The New York City Council has been an early and vocal critic of the use of this practice in the Catskill/Delaware watershed, an area that provides a clean, unfiltered water supply to New York City and several upstate communities.
Starting in the fall of 2008, the Committee on Environmental Protection held multiple hearings on this subject. After concluding that the practice poses unacceptable risks to NYC’s water supply, The Council passed Resolution 1850-A, calling on Governor Paterson and the New York State Department of Environmental Conservation to ban gas drilling within the City’s watershed. The Council has continued to present concerns to the DEC in testimony at public hearings and in formal written comments, held press conferences and published opinion pieces about the risks of hydrofracking and circulated petitions encouraging concerned citizens to contact Governor Paterson and their State and Federal representatives.

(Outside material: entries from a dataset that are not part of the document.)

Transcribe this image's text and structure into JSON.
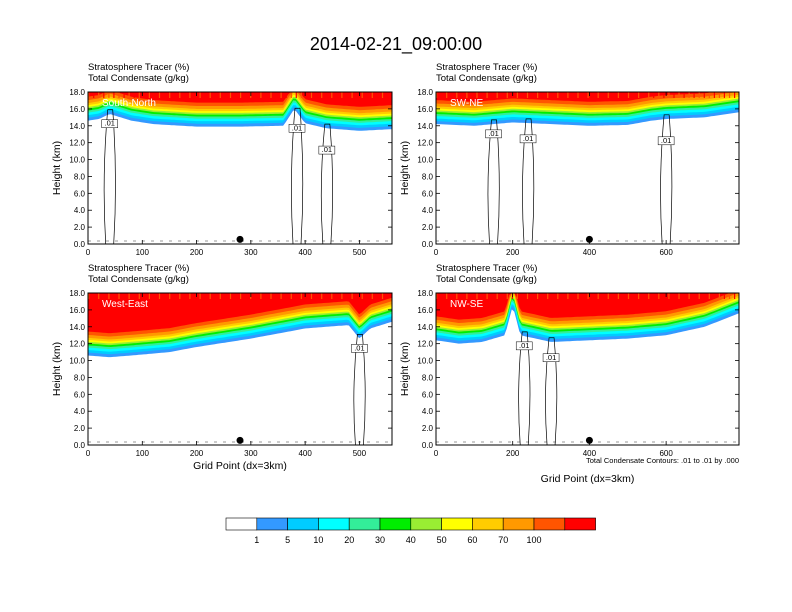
{
  "title": "2014-02-21_09:00:00",
  "colors": {
    "contour": "#000000",
    "white": "#ffffff",
    "bins": [
      "#ffffff",
      "#3399ff",
      "#00ccff",
      "#00ffff",
      "#33ee99",
      "#00ee00",
      "#99ee33",
      "#ffff00",
      "#ffcc00",
      "#ff9900",
      "#ff5500",
      "#ff0000"
    ]
  },
  "chart_data": [
    {
      "type": "heatmap",
      "panel_label": "South-North",
      "subtitle_lines": [
        "Stratosphere Tracer   (%)",
        "Total Condensate   (g/kg)"
      ],
      "xlabel": "",
      "ylabel": "Height (km)",
      "xlim": [
        0,
        560
      ],
      "ylim": [
        0,
        18
      ],
      "xticks": [
        0,
        100,
        200,
        300,
        400,
        500
      ],
      "yticks": [
        0,
        2,
        4,
        6,
        8,
        10,
        12,
        14,
        16,
        18
      ],
      "tracer_profile": {
        "x": [
          0,
          20,
          40,
          80,
          120,
          200,
          280,
          360,
          380,
          400,
          440,
          500,
          560
        ],
        "base_km": [
          14.6,
          14.8,
          15.4,
          14.6,
          14.2,
          13.9,
          13.9,
          14.0,
          16.0,
          14.3,
          13.7,
          13.4,
          13.6
        ]
      },
      "condensate_label": ".01",
      "marker_x": 280,
      "contour_labels_x": [
        40,
        385,
        440
      ]
    },
    {
      "type": "heatmap",
      "panel_label": "SW-NE",
      "subtitle_lines": [
        "Stratosphere Tracer   (%)",
        "Total Condensate   (g/kg)"
      ],
      "xlabel": "",
      "ylabel": "Height (km)",
      "xlim": [
        0,
        790
      ],
      "ylim": [
        0,
        18
      ],
      "xticks": [
        0,
        200,
        400,
        600
      ],
      "yticks": [
        0,
        2,
        4,
        6,
        8,
        10,
        12,
        14,
        16,
        18
      ],
      "tracer_profile": {
        "x": [
          0,
          100,
          200,
          300,
          400,
          500,
          560,
          600,
          700,
          790
        ],
        "base_km": [
          14.2,
          14.0,
          14.4,
          14.2,
          14.0,
          14.1,
          14.6,
          14.8,
          15.0,
          15.6
        ]
      },
      "condensate_label": ".01",
      "marker_x": 400,
      "contour_labels_x": [
        150,
        240,
        600
      ]
    },
    {
      "type": "heatmap",
      "panel_label": "West-East",
      "subtitle_lines": [
        "Stratosphere Tracer   (%)",
        "Total Condensate   (g/kg)"
      ],
      "xlabel": "Grid Point (dx=3km)",
      "ylabel": "Height (km)",
      "xlim": [
        0,
        560
      ],
      "ylim": [
        0,
        18
      ],
      "xticks": [
        0,
        100,
        200,
        300,
        400,
        500
      ],
      "yticks": [
        0,
        2,
        4,
        6,
        8,
        10,
        12,
        14,
        16,
        18
      ],
      "tracer_profile": {
        "x": [
          0,
          40,
          80,
          150,
          200,
          300,
          400,
          480,
          500,
          520,
          560
        ],
        "base_km": [
          10.6,
          10.4,
          10.6,
          11.0,
          11.6,
          12.6,
          13.8,
          14.2,
          12.6,
          13.8,
          14.6
        ]
      },
      "condensate_label": ".01",
      "marker_x": 280,
      "contour_labels_x": [
        500
      ]
    },
    {
      "type": "heatmap",
      "panel_label": "NW-SE",
      "subtitle_lines": [
        "Stratosphere Tracer   (%)",
        "Total Condensate   (g/kg)"
      ],
      "xlabel": "Grid Point (dx=3km)",
      "ylabel": "Height (km)",
      "xlim": [
        0,
        790
      ],
      "ylim": [
        0,
        18
      ],
      "xticks": [
        0,
        200,
        400,
        600
      ],
      "yticks": [
        0,
        2,
        4,
        6,
        8,
        10,
        12,
        14,
        16,
        18
      ],
      "tracer_profile": {
        "x": [
          0,
          60,
          120,
          180,
          200,
          220,
          300,
          400,
          500,
          600,
          700,
          790
        ],
        "base_km": [
          12.4,
          12.0,
          12.2,
          13.0,
          16.5,
          13.0,
          12.2,
          12.4,
          12.6,
          13.0,
          14.0,
          15.6
        ]
      },
      "condensate_label": ".01",
      "marker_x": 400,
      "contour_labels_x": [
        230,
        300
      ]
    }
  ],
  "note": "Total Condensate Contours: .01 to .01 by .000",
  "colorbar": {
    "labels": [
      "1",
      "5",
      "10",
      "20",
      "30",
      "40",
      "50",
      "60",
      "70",
      "100"
    ]
  }
}
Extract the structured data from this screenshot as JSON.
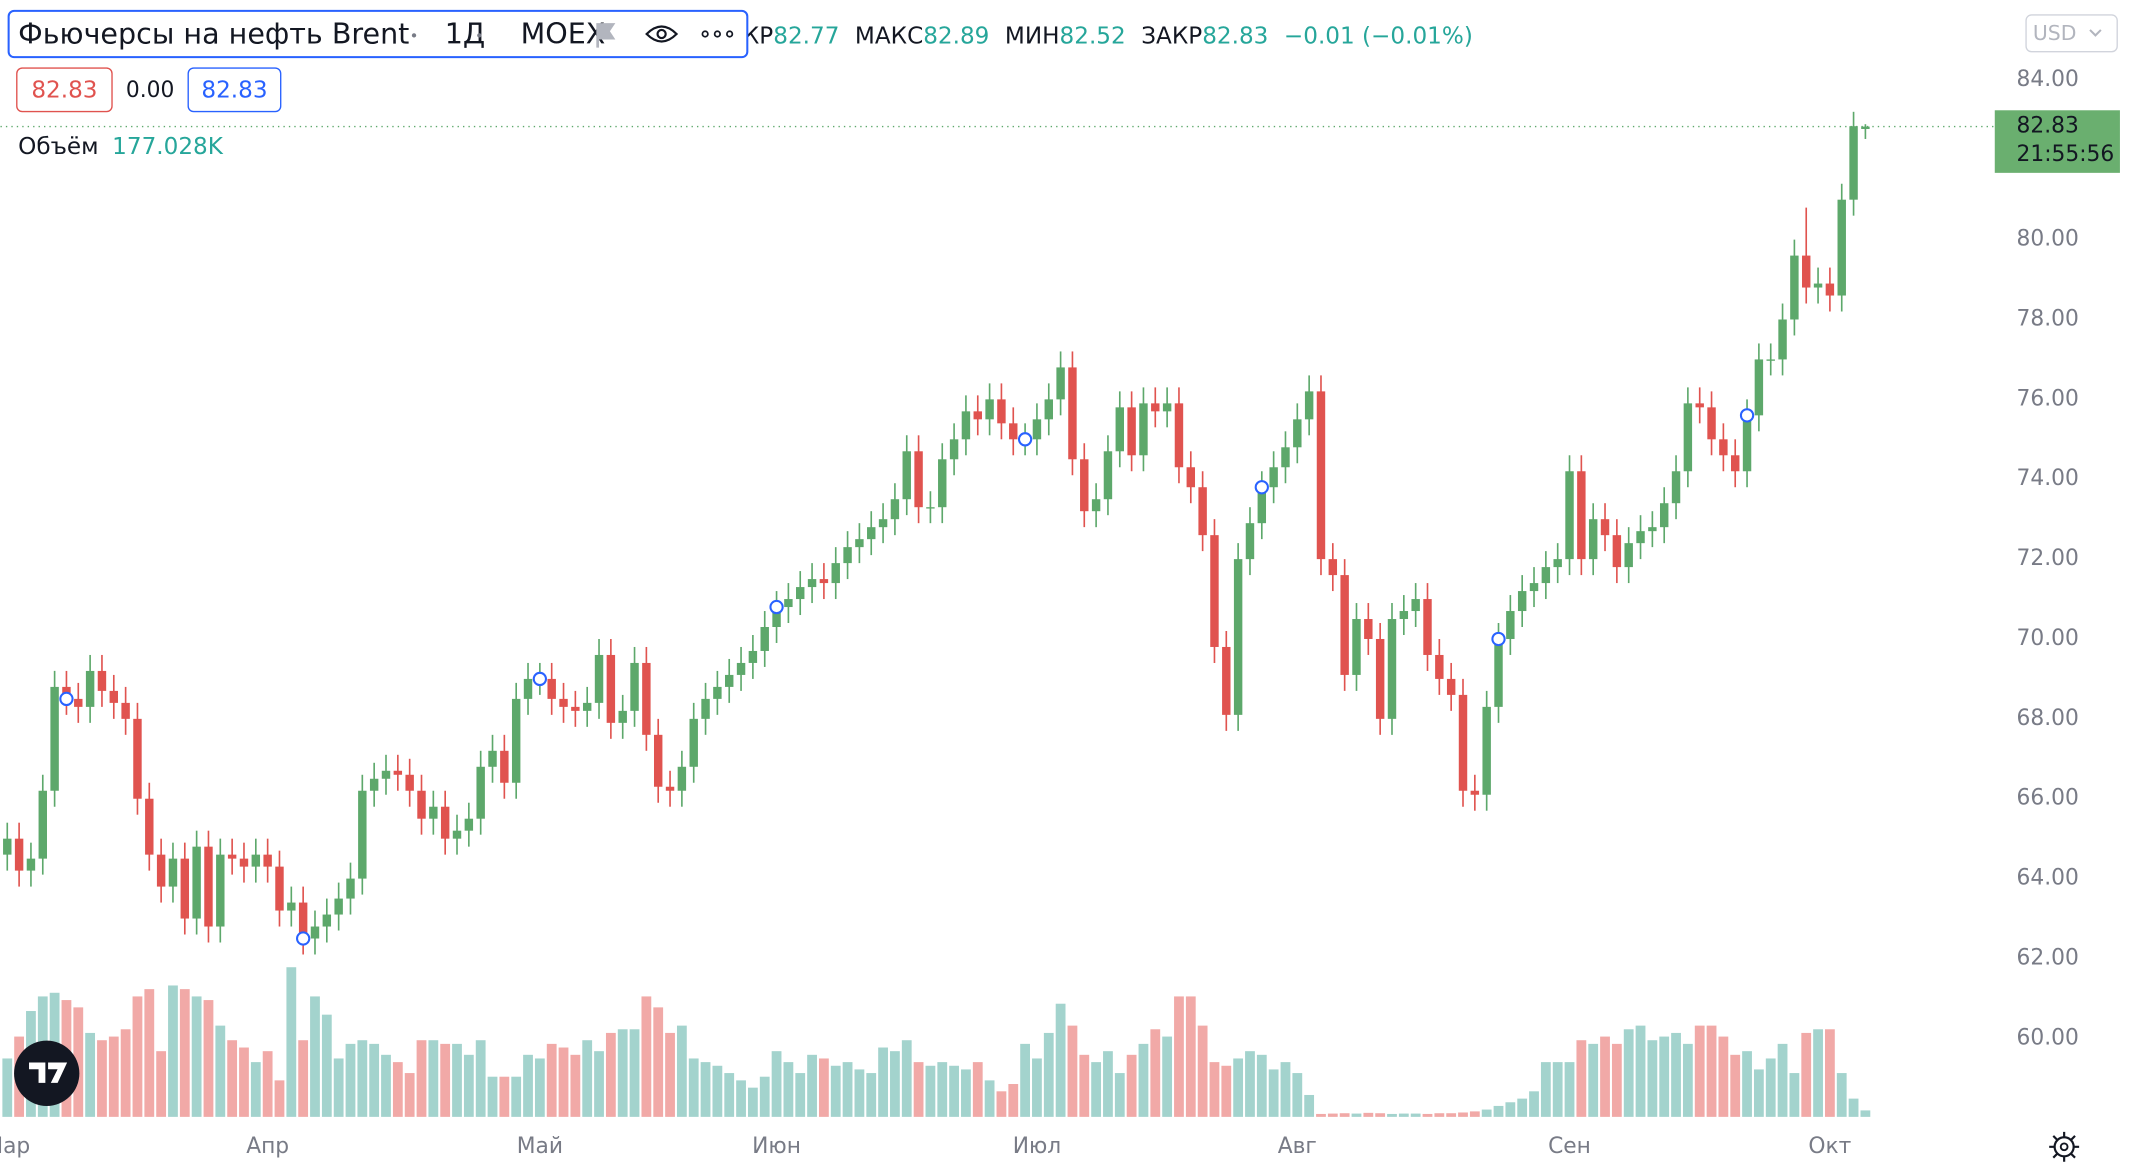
{
  "chart_data": {
    "type": "candlestick",
    "title": "Фьючерсы на нефть Brent",
    "interval": "1Д",
    "exchange": "MOEX",
    "open_label": "ОТКР",
    "high_label": "МАКС",
    "low_label": "МИН",
    "close_label": "ЗАКР",
    "change_label": "−0.01 (−0.01%)",
    "spread_label": "0.00",
    "volume_label": "Объём",
    "volume_value_label": "177.028K",
    "currency": "USD",
    "time_label": "21:55:56",
    "up_color": "#5da86b",
    "down_color": "#e0534f",
    "volume_up_color": "#a3d3cd",
    "volume_down_color": "#f1a9a7",
    "ylim": [
      58,
      86
    ],
    "yticks": [
      {
        "value": 60,
        "label": "60.00"
      },
      {
        "value": 62,
        "label": "62.00"
      },
      {
        "value": 64,
        "label": "64.00"
      },
      {
        "value": 66,
        "label": "66.00"
      },
      {
        "value": 68,
        "label": "68.00"
      },
      {
        "value": 70,
        "label": "70.00"
      },
      {
        "value": 72,
        "label": "72.00"
      },
      {
        "value": 74,
        "label": "74.00"
      },
      {
        "value": 76,
        "label": "76.00"
      },
      {
        "value": 78,
        "label": "78.00"
      },
      {
        "value": 80,
        "label": "80.00"
      },
      {
        "value": 84,
        "label": "84.00"
      }
    ],
    "categories": [
      "Мар",
      null,
      null,
      null,
      null,
      null,
      null,
      null,
      null,
      null,
      null,
      null,
      null,
      null,
      null,
      null,
      null,
      null,
      null,
      null,
      null,
      null,
      "Апр",
      null,
      null,
      null,
      null,
      null,
      null,
      null,
      null,
      null,
      null,
      null,
      null,
      null,
      null,
      null,
      null,
      null,
      null,
      null,
      null,
      null,
      null,
      "Май",
      null,
      null,
      null,
      null,
      null,
      null,
      null,
      null,
      null,
      null,
      null,
      null,
      null,
      null,
      null,
      null,
      null,
      null,
      null,
      "Июн",
      null,
      null,
      null,
      null,
      null,
      null,
      null,
      null,
      null,
      null,
      null,
      null,
      null,
      null,
      null,
      null,
      null,
      null,
      null,
      null,
      null,
      "Июл",
      null,
      null,
      null,
      null,
      null,
      null,
      null,
      null,
      null,
      null,
      null,
      null,
      null,
      null,
      null,
      null,
      null,
      null,
      null,
      null,
      null,
      "Авг",
      null,
      null,
      null,
      null,
      null,
      null,
      null,
      null,
      null,
      null,
      null,
      null,
      null,
      null,
      null,
      null,
      null,
      null,
      null,
      null,
      null,
      null,
      "Сен",
      null,
      null,
      null,
      null,
      null,
      null,
      null,
      null,
      null,
      null,
      null,
      null,
      null,
      null,
      null,
      null,
      null,
      null,
      null,
      null,
      null,
      "Окт",
      null,
      null,
      null
    ],
    "open": [
      64.6,
      65.0,
      64.2,
      64.5,
      66.2,
      68.8,
      68.5,
      68.3,
      69.2,
      68.7,
      68.4,
      68.0,
      66.0,
      64.6,
      63.8,
      64.5,
      63.0,
      64.8,
      62.8,
      64.6,
      64.5,
      64.3,
      64.6,
      64.3,
      63.2,
      63.4,
      62.5,
      62.8,
      63.1,
      63.5,
      64.0,
      66.2,
      66.5,
      66.7,
      66.6,
      66.2,
      65.5,
      65.8,
      65.0,
      65.2,
      65.5,
      66.8,
      67.2,
      66.4,
      68.5,
      69.0,
      69.0,
      68.5,
      68.3,
      68.2,
      68.4,
      69.6,
      67.9,
      68.2,
      69.4,
      67.6,
      66.3,
      66.2,
      66.8,
      68.0,
      68.5,
      68.8,
      69.1,
      69.4,
      69.7,
      70.3,
      70.8,
      71.0,
      71.3,
      71.5,
      71.4,
      71.9,
      72.3,
      72.5,
      72.8,
      73.0,
      73.5,
      74.7,
      73.3,
      73.3,
      74.5,
      75.0,
      75.7,
      75.5,
      76.0,
      75.4,
      75.0,
      75.0,
      75.5,
      76.0,
      76.8,
      74.5,
      73.2,
      73.5,
      74.7,
      75.8,
      74.6,
      75.9,
      75.7,
      75.9,
      74.3,
      73.8,
      72.6,
      69.8,
      68.1,
      72.0,
      72.9,
      73.8,
      74.3,
      74.8,
      75.5,
      76.2,
      72.0,
      71.6,
      69.1,
      70.5,
      70.0,
      68.0,
      70.5,
      70.7,
      71.0,
      69.6,
      69.0,
      68.6,
      66.2,
      66.1,
      68.3,
      70.0,
      70.7,
      71.2,
      71.4,
      71.8,
      72.0,
      74.2,
      72.0,
      73.0,
      72.6,
      71.8,
      72.4,
      72.7,
      72.8,
      73.4,
      74.2,
      75.9,
      75.8,
      75.0,
      74.6,
      74.2,
      75.6,
      77.0,
      77.0,
      78.0,
      79.6,
      78.8,
      78.9,
      78.6,
      81.0,
      82.77
    ],
    "high": [
      65.4,
      65.4,
      64.9,
      66.6,
      69.2,
      69.2,
      68.9,
      69.6,
      69.6,
      69.1,
      68.8,
      68.4,
      66.4,
      65.0,
      64.9,
      64.9,
      65.2,
      65.2,
      65.0,
      65.0,
      64.9,
      65.0,
      65.0,
      64.7,
      63.8,
      63.8,
      63.2,
      63.5,
      63.9,
      64.4,
      66.6,
      66.9,
      67.1,
      67.1,
      67.0,
      66.6,
      66.2,
      66.2,
      65.6,
      65.9,
      67.2,
      67.6,
      67.6,
      68.9,
      69.4,
      69.4,
      69.4,
      68.9,
      68.7,
      68.8,
      70.0,
      70.0,
      68.6,
      69.8,
      69.8,
      68.0,
      66.7,
      67.2,
      68.4,
      68.9,
      69.2,
      69.5,
      69.8,
      70.1,
      70.7,
      71.2,
      71.4,
      71.7,
      71.9,
      71.9,
      72.3,
      72.7,
      72.9,
      73.2,
      73.4,
      73.9,
      75.1,
      75.1,
      73.7,
      74.9,
      75.4,
      76.1,
      76.1,
      76.4,
      76.4,
      75.8,
      75.4,
      75.9,
      76.4,
      77.2,
      77.2,
      74.9,
      73.9,
      75.1,
      76.2,
      76.2,
      76.3,
      76.3,
      76.3,
      76.3,
      74.7,
      74.2,
      73.0,
      70.2,
      72.4,
      73.3,
      74.2,
      74.7,
      75.2,
      75.9,
      76.6,
      76.6,
      72.4,
      72.0,
      70.9,
      70.9,
      70.4,
      70.9,
      71.1,
      71.4,
      71.4,
      70.0,
      69.4,
      69.0,
      66.6,
      68.7,
      70.4,
      71.1,
      71.6,
      71.8,
      72.2,
      72.4,
      74.6,
      74.6,
      73.4,
      73.4,
      73.0,
      72.8,
      73.1,
      73.2,
      73.8,
      74.6,
      76.3,
      76.3,
      76.2,
      75.4,
      75.0,
      76.0,
      77.4,
      77.4,
      78.4,
      80.0,
      80.8,
      79.3,
      79.3,
      81.4,
      83.2,
      82.89
    ],
    "low": [
      64.2,
      63.8,
      63.8,
      64.1,
      65.8,
      68.1,
      67.9,
      67.9,
      68.3,
      68.0,
      67.6,
      65.6,
      64.2,
      63.4,
      63.4,
      62.6,
      62.6,
      62.4,
      62.4,
      64.1,
      63.9,
      63.9,
      63.9,
      62.8,
      62.8,
      62.1,
      62.1,
      62.4,
      62.7,
      63.1,
      63.6,
      65.8,
      66.1,
      66.2,
      65.8,
      65.1,
      65.1,
      64.6,
      64.6,
      64.8,
      65.1,
      66.4,
      66.0,
      66.0,
      68.1,
      68.6,
      68.1,
      67.9,
      67.8,
      67.8,
      68.0,
      67.5,
      67.5,
      67.8,
      67.2,
      65.9,
      65.8,
      65.8,
      66.4,
      67.6,
      68.1,
      68.4,
      68.7,
      69.0,
      69.3,
      69.9,
      70.4,
      70.6,
      70.9,
      71.0,
      71.0,
      71.5,
      71.9,
      72.1,
      72.4,
      72.6,
      73.1,
      72.9,
      72.9,
      72.9,
      74.1,
      74.6,
      75.1,
      75.1,
      75.0,
      74.6,
      74.6,
      74.6,
      75.1,
      75.6,
      74.1,
      72.8,
      72.8,
      73.1,
      74.3,
      74.2,
      74.2,
      75.3,
      75.3,
      73.9,
      73.4,
      72.2,
      69.4,
      67.7,
      67.7,
      71.6,
      72.5,
      73.4,
      73.9,
      74.4,
      75.1,
      71.6,
      71.2,
      68.7,
      68.7,
      69.6,
      67.6,
      67.6,
      70.1,
      70.3,
      69.2,
      68.6,
      68.2,
      65.8,
      65.7,
      65.7,
      67.9,
      69.6,
      70.3,
      70.8,
      71.0,
      71.4,
      71.6,
      71.6,
      71.6,
      72.2,
      71.4,
      71.4,
      72.0,
      72.3,
      72.4,
      73.0,
      73.8,
      75.4,
      74.6,
      74.2,
      73.8,
      73.8,
      75.2,
      76.6,
      76.6,
      77.6,
      78.4,
      78.4,
      78.2,
      78.2,
      80.6,
      82.52
    ],
    "close": [
      65.0,
      64.2,
      64.5,
      66.2,
      68.8,
      68.5,
      68.3,
      69.2,
      68.7,
      68.4,
      68.0,
      66.0,
      64.6,
      63.8,
      64.5,
      63.0,
      64.8,
      62.8,
      64.6,
      64.5,
      64.3,
      64.6,
      64.3,
      63.2,
      63.4,
      62.5,
      62.8,
      63.1,
      63.5,
      64.0,
      66.2,
      66.5,
      66.7,
      66.6,
      66.2,
      65.5,
      65.8,
      65.0,
      65.2,
      65.5,
      66.8,
      67.2,
      66.4,
      68.5,
      69.0,
      69.0,
      68.5,
      68.3,
      68.2,
      68.4,
      69.6,
      67.9,
      68.2,
      69.4,
      67.6,
      66.3,
      66.2,
      66.8,
      68.0,
      68.5,
      68.8,
      69.1,
      69.4,
      69.7,
      70.3,
      70.8,
      71.0,
      71.3,
      71.5,
      71.4,
      71.9,
      72.3,
      72.5,
      72.8,
      73.0,
      73.5,
      74.7,
      73.3,
      73.3,
      74.5,
      75.0,
      75.7,
      75.5,
      76.0,
      75.4,
      75.0,
      75.0,
      75.5,
      76.0,
      76.8,
      74.5,
      73.2,
      73.5,
      74.7,
      75.8,
      74.6,
      75.9,
      75.7,
      75.9,
      74.3,
      73.8,
      72.6,
      69.8,
      68.1,
      72.0,
      72.9,
      73.8,
      74.3,
      74.8,
      75.5,
      76.2,
      72.0,
      71.6,
      69.1,
      70.5,
      70.0,
      68.0,
      70.5,
      70.7,
      71.0,
      69.6,
      69.0,
      68.6,
      66.2,
      66.1,
      68.3,
      70.0,
      70.7,
      71.2,
      71.4,
      71.8,
      72.0,
      74.2,
      72.0,
      73.0,
      72.6,
      71.8,
      72.4,
      72.7,
      72.8,
      73.4,
      74.2,
      75.9,
      75.8,
      75.0,
      74.6,
      74.2,
      75.6,
      77.0,
      77.0,
      78.0,
      79.6,
      78.8,
      78.9,
      78.6,
      81.0,
      82.84,
      82.83
    ],
    "volume": [
      1600,
      2200,
      2900,
      3300,
      3400,
      3200,
      3000,
      2300,
      2100,
      2200,
      2400,
      3300,
      3500,
      1800,
      3600,
      3500,
      3300,
      3200,
      2500,
      2100,
      1900,
      1500,
      1800,
      1000,
      4100,
      2100,
      3300,
      2800,
      1600,
      2000,
      2100,
      2000,
      1700,
      1500,
      1200,
      2100,
      2100,
      2000,
      2000,
      1700,
      2100,
      1100,
      1100,
      1100,
      1700,
      1600,
      2000,
      1900,
      1700,
      2100,
      1800,
      2300,
      2400,
      2400,
      3300,
      3000,
      2300,
      2500,
      1600,
      1500,
      1400,
      1200,
      1000,
      800,
      1100,
      1800,
      1500,
      1200,
      1700,
      1600,
      1400,
      1500,
      1300,
      1200,
      1900,
      1800,
      2100,
      1500,
      1400,
      1500,
      1400,
      1300,
      1500,
      1000,
      700,
      900,
      2000,
      1600,
      2300,
      3100,
      2500,
      1700,
      1500,
      1800,
      1200,
      1700,
      2000,
      2400,
      2200,
      3300,
      3300,
      2500,
      1500,
      1400,
      1600,
      1800,
      1700,
      1300,
      1500,
      1200,
      600,
      80,
      90,
      100,
      90,
      110,
      100,
      80,
      90,
      90,
      80,
      100,
      100,
      120,
      150,
      200,
      300,
      400,
      500,
      700,
      1500,
      1500,
      1500,
      2100,
      2000,
      2200,
      2000,
      2400,
      2500,
      2100,
      2200,
      2300,
      2000,
      2500,
      2500,
      2200,
      1700,
      1800,
      1300,
      1600,
      2000,
      1200,
      2300,
      2400,
      2400,
      1200,
      500,
      177.028
    ]
  }
}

For more than 20 years, Councilman Gennaro has worked together with state and city elected officials to protect the city’s extraordinary water supply. The Councilman was a crucial part of implementing a comprehensive Watershed Protection Program and taken careful measures to provide dependable drinking water, which is among the highest quality in the nation. As a result of these concerted efforts, New York is one of only five large cities in the country to be granted federal exemption from water filtration requirements. This has allowed New York to avoid constructing a $10 billion water filtration plant, which would cost $100 million to operate every year, and which would, if constructed increase City water rates by 30 percent.